On this page you can read the second of three essays reflecting on my goals and learning.
Continuing My Learning Journey
October 25, 2016 One thing I often tell my students is that being a teacher means being a student. I strongly believe that a good teacher is always actively learning. Though I am at the end of my studies for a Master of Arts in Educational Technology (MAET), I am not at the end of my learning. In fact, I already have specific learning goals for the coming months and years. For example, I plan to expand my general content knowledge about business, deepen my knowledge about how internet communication technology (ICT) and gender are each connected to business, and engage in research projects related to language teaching. Below, I detail these goals, including why each is important, how my educational technology studies have influenced these goals, and plans toward achieving them.
My first goal is to deepen my understanding of the principles of business. While I have more than a decade of experience teaching English related to business to business students and business people, I don’t have any formal background studying or working in business. However, I am now coordinating a Business English program for my university and nearly all of my current students are business majors. Therefore, I would like a better understanding of the content area so as to improve my ability to help these students. While taking the course Technology and Leadership in the MAET program, one of the resources we were exposed to was The Personal MBA by Josh Kaufman. He gave guidelines, reasons, and an annotated reading list for pursuing an individualized course of study leading to similar skills and knowledge that one would gain in an MBA program. I have chosen a dozen of the books he describes and I plan to read them over the next few months. Firstly, I plan to read four books he included as the first steps to undertaking something like this. These books are Mastery by George Leonard, Now, Discover Your Strengths by Marcus Buckingham and Donald O. Clifton, Getting Things Done by David Allen, and The 7 Habits of Highly Effective People by Stephen Covey. Once I have read these, I plan to move on to suggested books related directly to finance, accounting, negotiation, project management, personnel management, and statistics. In addition to deepening my subject-area knowledge, I expect these books will help me with my own research and teaching practice in other ways.
Another goal I have is to combine my knowledge of gender issues and of technology with knowledge of business. Beyond simple personal interest, I will be expected to teach two content-based courses related to these topics starting next year. Thanks to my experience in the MAET program, I feel the competence to examine and teach about the intersection of ICT and business. While these were not direct areas of study in the MAET, I now feel confident that I have the skills to find appropriate resources for knowledge building, curriculum development, and use in these courses. For example, when I initially began the Master’s program I looked at the reading lists for courses in the Graduate Specialization in Gender, Justice, and Environmental Change. Books I encountered there, such as titles by Vandana Shiva and the volume The Women, Gender and Development Reader, will provide material related to both unique challenges facing women and how promoting gender equality in business can have a variety of positive benefits. Another example is that I can use the resources on the website of MergeLane, an organization geared towards promoting female business leaders and female-led startups, and other similar online resources for and about women in business.

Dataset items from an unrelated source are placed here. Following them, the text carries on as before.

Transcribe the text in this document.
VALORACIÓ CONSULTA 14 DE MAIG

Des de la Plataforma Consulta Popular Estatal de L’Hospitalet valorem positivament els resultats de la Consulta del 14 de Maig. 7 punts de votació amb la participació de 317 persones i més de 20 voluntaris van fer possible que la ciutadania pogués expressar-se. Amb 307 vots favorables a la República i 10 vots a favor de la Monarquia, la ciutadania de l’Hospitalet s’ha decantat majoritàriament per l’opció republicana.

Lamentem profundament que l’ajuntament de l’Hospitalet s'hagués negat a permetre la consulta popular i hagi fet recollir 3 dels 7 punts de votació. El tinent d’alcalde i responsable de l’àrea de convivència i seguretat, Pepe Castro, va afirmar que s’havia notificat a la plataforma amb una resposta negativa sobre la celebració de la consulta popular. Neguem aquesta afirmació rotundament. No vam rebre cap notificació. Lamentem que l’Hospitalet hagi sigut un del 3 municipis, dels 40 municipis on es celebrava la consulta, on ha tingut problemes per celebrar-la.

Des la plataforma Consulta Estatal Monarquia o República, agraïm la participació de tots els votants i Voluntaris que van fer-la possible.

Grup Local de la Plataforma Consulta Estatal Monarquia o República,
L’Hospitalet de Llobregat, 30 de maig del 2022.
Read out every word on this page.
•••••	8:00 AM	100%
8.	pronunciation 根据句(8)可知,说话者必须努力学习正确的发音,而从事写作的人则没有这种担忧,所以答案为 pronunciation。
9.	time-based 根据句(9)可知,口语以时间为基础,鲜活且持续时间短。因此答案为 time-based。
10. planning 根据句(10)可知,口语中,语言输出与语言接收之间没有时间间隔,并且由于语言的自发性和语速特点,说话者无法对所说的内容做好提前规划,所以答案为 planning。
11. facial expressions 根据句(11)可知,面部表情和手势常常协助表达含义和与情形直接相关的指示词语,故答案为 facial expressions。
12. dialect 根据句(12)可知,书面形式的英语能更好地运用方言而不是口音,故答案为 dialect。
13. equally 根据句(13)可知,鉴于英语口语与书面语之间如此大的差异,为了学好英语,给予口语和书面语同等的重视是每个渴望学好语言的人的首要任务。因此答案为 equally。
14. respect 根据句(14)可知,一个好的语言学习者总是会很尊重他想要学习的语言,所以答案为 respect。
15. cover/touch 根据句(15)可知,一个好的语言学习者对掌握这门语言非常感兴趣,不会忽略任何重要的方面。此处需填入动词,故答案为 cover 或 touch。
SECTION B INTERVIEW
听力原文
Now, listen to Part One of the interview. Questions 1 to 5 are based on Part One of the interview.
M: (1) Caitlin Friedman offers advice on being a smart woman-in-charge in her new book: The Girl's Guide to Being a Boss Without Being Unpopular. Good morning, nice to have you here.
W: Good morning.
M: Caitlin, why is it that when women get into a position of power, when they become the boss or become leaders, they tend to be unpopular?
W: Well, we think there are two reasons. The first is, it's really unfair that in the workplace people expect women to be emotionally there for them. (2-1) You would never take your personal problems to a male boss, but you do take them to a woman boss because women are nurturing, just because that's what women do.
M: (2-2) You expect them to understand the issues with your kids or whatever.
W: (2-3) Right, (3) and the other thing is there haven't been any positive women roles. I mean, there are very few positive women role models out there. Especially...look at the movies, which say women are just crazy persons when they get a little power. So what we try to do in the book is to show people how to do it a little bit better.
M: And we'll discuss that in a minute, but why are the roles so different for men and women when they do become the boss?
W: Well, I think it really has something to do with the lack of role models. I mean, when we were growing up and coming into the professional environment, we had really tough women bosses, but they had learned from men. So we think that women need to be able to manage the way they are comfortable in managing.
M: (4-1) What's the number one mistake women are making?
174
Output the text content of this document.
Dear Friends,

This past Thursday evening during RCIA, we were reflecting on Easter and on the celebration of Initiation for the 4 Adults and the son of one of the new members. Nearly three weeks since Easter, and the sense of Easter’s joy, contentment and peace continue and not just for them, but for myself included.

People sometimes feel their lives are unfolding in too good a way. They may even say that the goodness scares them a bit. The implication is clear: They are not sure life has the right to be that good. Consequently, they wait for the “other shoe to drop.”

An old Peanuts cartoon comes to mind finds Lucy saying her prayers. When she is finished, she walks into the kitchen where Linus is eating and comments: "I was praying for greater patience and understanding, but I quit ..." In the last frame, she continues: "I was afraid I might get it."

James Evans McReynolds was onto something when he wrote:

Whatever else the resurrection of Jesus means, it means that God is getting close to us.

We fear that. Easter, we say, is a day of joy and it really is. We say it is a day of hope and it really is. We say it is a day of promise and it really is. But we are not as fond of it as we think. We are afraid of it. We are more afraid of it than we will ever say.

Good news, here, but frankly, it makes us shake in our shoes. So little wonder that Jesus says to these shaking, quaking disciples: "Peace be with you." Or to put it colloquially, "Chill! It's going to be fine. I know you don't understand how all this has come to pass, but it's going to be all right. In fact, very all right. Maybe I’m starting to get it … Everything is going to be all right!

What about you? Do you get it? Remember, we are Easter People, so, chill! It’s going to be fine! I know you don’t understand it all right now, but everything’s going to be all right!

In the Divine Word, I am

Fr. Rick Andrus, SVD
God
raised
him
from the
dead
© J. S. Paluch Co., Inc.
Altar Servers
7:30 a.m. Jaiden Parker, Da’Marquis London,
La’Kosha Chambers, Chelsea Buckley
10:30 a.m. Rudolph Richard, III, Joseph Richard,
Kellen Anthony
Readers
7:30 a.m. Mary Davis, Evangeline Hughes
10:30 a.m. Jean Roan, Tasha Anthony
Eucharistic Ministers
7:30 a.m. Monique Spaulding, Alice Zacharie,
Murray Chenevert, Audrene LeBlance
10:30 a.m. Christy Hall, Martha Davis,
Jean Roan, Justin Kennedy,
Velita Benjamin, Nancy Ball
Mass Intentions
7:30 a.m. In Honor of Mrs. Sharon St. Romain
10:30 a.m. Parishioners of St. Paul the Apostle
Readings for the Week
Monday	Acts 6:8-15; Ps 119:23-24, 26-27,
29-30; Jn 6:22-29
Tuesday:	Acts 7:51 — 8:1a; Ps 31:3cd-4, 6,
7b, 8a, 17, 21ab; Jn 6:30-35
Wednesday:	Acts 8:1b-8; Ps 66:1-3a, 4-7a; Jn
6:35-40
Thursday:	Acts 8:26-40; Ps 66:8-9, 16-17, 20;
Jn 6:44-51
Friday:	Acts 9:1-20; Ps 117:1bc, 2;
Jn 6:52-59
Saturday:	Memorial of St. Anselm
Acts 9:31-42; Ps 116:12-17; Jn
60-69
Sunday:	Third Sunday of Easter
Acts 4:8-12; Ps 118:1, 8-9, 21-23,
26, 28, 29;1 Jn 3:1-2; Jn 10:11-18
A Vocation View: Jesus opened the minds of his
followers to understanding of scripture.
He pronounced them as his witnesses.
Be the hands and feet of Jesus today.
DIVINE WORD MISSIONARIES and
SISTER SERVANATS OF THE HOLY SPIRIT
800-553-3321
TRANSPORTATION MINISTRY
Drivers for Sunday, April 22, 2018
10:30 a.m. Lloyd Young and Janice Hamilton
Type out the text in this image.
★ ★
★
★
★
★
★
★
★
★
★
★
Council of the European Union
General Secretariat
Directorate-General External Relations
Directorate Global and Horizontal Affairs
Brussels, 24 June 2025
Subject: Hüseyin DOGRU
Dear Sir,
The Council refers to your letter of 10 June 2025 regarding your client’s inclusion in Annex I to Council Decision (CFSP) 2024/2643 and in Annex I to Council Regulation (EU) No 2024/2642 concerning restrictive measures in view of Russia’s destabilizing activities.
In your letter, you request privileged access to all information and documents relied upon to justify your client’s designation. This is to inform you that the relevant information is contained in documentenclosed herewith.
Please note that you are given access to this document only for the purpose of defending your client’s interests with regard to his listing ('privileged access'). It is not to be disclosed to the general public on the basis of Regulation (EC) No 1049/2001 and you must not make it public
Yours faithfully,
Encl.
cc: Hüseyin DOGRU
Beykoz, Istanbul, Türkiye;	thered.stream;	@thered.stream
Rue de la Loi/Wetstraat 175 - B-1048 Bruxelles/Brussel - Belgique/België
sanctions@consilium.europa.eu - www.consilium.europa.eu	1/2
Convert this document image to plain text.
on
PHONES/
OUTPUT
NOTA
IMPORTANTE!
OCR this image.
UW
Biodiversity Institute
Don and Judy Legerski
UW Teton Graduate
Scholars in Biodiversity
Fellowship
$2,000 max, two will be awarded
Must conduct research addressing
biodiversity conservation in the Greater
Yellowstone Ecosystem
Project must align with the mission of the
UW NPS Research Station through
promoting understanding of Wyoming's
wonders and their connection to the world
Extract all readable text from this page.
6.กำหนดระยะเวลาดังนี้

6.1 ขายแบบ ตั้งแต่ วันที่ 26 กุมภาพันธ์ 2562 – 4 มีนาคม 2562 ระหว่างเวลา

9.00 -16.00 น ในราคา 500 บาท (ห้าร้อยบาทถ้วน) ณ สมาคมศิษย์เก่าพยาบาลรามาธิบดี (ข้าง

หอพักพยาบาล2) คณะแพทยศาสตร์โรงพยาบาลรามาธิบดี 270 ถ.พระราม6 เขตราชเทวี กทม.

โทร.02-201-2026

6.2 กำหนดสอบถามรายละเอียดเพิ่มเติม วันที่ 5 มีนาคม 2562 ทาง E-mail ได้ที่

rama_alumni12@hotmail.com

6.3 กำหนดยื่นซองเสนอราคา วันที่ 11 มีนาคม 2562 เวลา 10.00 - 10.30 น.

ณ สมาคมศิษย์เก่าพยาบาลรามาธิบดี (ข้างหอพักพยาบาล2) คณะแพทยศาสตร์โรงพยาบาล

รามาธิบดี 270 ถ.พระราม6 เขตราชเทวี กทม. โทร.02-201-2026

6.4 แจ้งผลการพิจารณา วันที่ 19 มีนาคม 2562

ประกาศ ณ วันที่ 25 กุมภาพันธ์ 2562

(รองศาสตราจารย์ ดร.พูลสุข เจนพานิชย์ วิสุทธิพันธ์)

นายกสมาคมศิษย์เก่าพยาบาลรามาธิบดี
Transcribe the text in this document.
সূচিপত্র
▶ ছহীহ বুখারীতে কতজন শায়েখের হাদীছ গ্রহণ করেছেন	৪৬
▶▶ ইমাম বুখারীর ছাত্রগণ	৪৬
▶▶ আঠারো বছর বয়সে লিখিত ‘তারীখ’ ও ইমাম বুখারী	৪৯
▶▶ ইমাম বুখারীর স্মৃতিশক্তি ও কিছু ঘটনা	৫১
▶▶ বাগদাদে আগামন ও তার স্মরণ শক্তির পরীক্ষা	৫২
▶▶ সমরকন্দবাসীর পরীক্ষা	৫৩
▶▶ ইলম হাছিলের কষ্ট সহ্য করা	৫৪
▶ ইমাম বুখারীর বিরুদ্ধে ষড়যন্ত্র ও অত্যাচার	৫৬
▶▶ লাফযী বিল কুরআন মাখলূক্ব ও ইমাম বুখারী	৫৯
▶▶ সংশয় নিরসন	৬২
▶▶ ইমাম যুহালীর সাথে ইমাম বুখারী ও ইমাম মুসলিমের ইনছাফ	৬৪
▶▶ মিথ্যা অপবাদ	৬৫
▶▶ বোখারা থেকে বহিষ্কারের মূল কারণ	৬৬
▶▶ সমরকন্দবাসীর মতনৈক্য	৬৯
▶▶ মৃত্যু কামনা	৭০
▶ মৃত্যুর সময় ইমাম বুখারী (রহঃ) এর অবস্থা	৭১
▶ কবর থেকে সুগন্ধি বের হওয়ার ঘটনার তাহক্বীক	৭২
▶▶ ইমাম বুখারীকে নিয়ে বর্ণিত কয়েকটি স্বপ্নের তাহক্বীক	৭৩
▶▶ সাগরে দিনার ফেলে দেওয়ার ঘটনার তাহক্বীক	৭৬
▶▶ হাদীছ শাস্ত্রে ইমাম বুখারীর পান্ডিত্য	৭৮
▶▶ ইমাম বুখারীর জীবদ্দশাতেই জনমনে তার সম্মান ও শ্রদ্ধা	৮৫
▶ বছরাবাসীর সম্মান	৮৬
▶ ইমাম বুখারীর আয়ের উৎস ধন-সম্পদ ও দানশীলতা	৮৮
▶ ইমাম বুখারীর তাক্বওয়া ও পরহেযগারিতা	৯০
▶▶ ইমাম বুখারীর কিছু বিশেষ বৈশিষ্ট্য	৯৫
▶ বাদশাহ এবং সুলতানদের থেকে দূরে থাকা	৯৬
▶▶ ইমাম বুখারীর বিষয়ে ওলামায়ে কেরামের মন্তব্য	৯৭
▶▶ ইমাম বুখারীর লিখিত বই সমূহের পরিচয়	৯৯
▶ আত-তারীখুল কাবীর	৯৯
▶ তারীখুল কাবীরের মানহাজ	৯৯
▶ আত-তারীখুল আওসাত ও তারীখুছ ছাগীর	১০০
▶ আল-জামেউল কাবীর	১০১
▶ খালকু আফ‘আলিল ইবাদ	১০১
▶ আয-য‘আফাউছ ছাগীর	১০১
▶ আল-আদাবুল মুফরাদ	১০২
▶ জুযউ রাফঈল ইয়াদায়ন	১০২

I also aim to engage in original research, which is part of the expectations of my professorship. One area of interest is how technology and reading instruction interact. For example, I have already done a small project looking at the effects of an online quiz system for graded readers. I envision possibly expanding on that research, or looking at how having graded readers available online in a system such as Xreading impacts reading habits of language learners. I am also interested in conducting action research into teaching of Business English and perhaps how technology such as online vocabulary learning tools can help with that. Another area of interest which has grown out of my MAET studies is that of examining faculty development related to promoting appropriate technology adoption. These all require time to develop specific research projects and have them reviewed for ethical considerations and possible funding before they become concrete plans. I have learned how to use Google Scholar and tapping into my online personal learning network to find articles and Zotero to help manage these resources as I develop these projects.
As noted, being a teacher means being a learner. As I complete my MAET program I am already aiming to keep learning about things such as principles of business administration, the intersections of business, gender, and ICT, and how technology and reading interact. I want to learn about these specific things to aid me in doing my best in my work, but I also simply want to keep learning. One thing I know with certainty is that my interests and learning goals will continue to evolve even as I stride toward reaching them.